Become a Superhuman Researcher with These AI tools
Based on Andy Stapleton's video on YouTube. If you like this content, support the original creators by watching, liking and subscribing to their content.
Citation Booster creates an AI avatar from a researcher’s voice and style, then uses it to narrate figure-driven segments extracted from an uploaded PDF.
Briefing
Academic impact increasingly depends on post-publication visibility, and one AI workflow highlighted here targets that gap directly: turning a paper into shareable multimedia and tracking who engages with it. The tool—called Citation Booster—creates an AI avatar using a researcher’s own voice and style (with multiple voice options). After uploading a full-text PDF, it processes the document quickly, extracts figures, and generates “research assets” designed for promotion. Those assets include analytics on readership and engagement, plus a set of figure-driven video segments with narration tied to each page. The narration can be edited, and the workflow can also record the paper in the researcher’s own avatar voice, turning static results into a short, figure-focused video intended to boost citations by roughly 20%.
Beyond the video, Citation Booster also produces a presentation-style output with a table of contents, bullet-point structure, and even slide-ready figure placement. The formatting may require minor cleanup, but the core value is that it generates talking notes and a slide outline that researchers can quickly transfer into tools like PowerPoint—adding arrows, emphasis boxes, and the specific visuals they want to highlight. The emphasis is on reducing the friction of promotion: instead of manually crafting a narrative, researchers can reuse extracted figures and auto-generated structure to publicize their work faster.

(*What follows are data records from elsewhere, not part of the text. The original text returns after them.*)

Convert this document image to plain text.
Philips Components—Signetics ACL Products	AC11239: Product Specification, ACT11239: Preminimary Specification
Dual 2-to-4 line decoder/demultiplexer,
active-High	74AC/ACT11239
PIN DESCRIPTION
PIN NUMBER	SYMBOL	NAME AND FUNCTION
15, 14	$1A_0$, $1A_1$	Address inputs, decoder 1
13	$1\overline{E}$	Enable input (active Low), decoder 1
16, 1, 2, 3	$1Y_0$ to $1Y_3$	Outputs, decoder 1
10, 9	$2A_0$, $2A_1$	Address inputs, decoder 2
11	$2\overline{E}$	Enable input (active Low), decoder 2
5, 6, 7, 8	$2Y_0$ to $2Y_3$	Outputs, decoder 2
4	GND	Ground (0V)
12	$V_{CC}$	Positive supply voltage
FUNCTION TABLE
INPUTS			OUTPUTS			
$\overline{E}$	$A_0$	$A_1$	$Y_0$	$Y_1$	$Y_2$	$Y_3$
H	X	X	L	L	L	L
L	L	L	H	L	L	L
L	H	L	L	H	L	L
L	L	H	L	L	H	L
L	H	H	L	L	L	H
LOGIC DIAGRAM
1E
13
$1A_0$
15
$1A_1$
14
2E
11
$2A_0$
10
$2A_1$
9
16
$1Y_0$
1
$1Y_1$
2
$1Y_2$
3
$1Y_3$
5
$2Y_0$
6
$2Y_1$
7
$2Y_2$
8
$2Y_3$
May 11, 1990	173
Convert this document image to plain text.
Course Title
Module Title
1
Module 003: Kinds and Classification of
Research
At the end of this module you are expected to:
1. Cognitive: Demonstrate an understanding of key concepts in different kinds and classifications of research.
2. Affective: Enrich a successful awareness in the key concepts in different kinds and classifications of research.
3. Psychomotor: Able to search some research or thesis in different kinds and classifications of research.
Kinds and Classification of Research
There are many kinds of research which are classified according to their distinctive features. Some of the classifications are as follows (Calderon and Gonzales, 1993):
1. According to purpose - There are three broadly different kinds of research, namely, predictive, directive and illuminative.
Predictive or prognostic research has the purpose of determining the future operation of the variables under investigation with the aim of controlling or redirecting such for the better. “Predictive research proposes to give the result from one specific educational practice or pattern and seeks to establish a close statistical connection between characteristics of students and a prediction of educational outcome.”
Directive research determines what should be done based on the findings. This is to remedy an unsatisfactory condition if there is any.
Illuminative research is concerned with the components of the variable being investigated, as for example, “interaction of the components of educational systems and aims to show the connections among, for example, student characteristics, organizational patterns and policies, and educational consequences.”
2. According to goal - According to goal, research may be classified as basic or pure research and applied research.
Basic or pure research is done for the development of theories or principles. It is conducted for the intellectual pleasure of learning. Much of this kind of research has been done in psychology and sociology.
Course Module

A second tool, Julius AI, is positioned as a “data science in your pocket” assistant that now supports both Python and R. The transcript contrasts earlier versions that relied on Python-only code execution, which forced users into a Python environment. With R support, Julius AI can generate R code alongside analysis outputs, letting users run data workflows in R software while still benefiting from AI-generated prompts and ready-to-use scripts. The practical payoff is that even non-specialists can take uploaded datasets, get results and the corresponding R code, and then move that code into their existing analytics stack.
Finally, Goatstack AI addresses the ongoing literature problem—finding new papers to read without constantly searching. It functions like an AI-driven Google Alerts for research: users choose topics and keywords (and can exclude unwanted terms), set a delivery frequency (daily, weekly, etc.), and receive an email “digest” with AI-generated summaries and graphical abstracts. The digest includes key points and short descriptions of the main findings, such as work on OPV devices, transparent electrodes, and topics like triplet state detection in opto-electronic and photovoltaic materials. The service also offers a public profile option, enabling researchers to share digests and potentially monetize popular newsletters as recurring services. Together, the tools form a pipeline: promote papers with AI-generated video and presentations, analyze data with R/Python code outputs, and continuously ingest new literature via automated email digests.
Cornell Notes
Citation Booster targets post-publication promotion by converting an uploaded paper into figure-based video narration and slide-ready presentation structure, using an AI avatar built from the researcher’s voice and style. It also generates engagement analytics, including readership and note-taking signals, and can produce a short video segmented by paper pages/figures. Julius AI adds data analysis support with R as well as Python, generating both results and usable R code so researchers can transfer workflows into their own R environment. Goatstack AI automates literature discovery by sending topic-based email digests with AI-generated summaries and graphical abstracts. The combined effect is faster promotion, easier analytics, and continuous intake of relevant papers.
How does Citation Booster turn a PDF paper into promotion assets?
What makes the Citation Booster workflow useful beyond video creation?
What changed in Julius AI that matters for users who don’t want Python-only workflows?
Why is having generated code a “superpower” for non-technical researchers?
How does Goatstack AI reduce the burden of finding new papers?
What options does Goatstack AI offer for personalization and potential monetization?
Review Questions
- When uploading a paper to Citation Booster, what specific outputs are generated besides a video, and how do those outputs help with promotion?
- How does Julius AI’s R support change the workflow compared with a Python-only approach?
- What inputs (topics, keywords, frequency, exclusions) does Goatstack AI use to generate an email digest, and what does the digest typically include?
Key Points
- 1
Citation Booster creates an AI avatar from a researcher’s voice and style, then uses it to narrate figure-driven segments extracted from an uploaded PDF.
- 2
Uploading full text enables Citation Booster to generate both promotional video assets and presentation-style talking notes with slide-ready structure.
- 3
Citation Booster includes research analytics that track engagement signals such as readership and note-taking behavior.
- 4
Julius AI supports both Python and R, generating analysis outputs plus usable code so users can run workflows in their preferred environment.
- 5
R support in Julius AI reduces friction for researchers who don’t want to rely on Python runtimes or copy-paste code into a Python setup.
- 6
Goatstack AI automates literature discovery by sending topic-based email digests with AI-generated key points and graphical abstracts.
- 7
Goatstack AI allows keyword exclusion and offers a public profile option that could support monetizing recurring newsletters.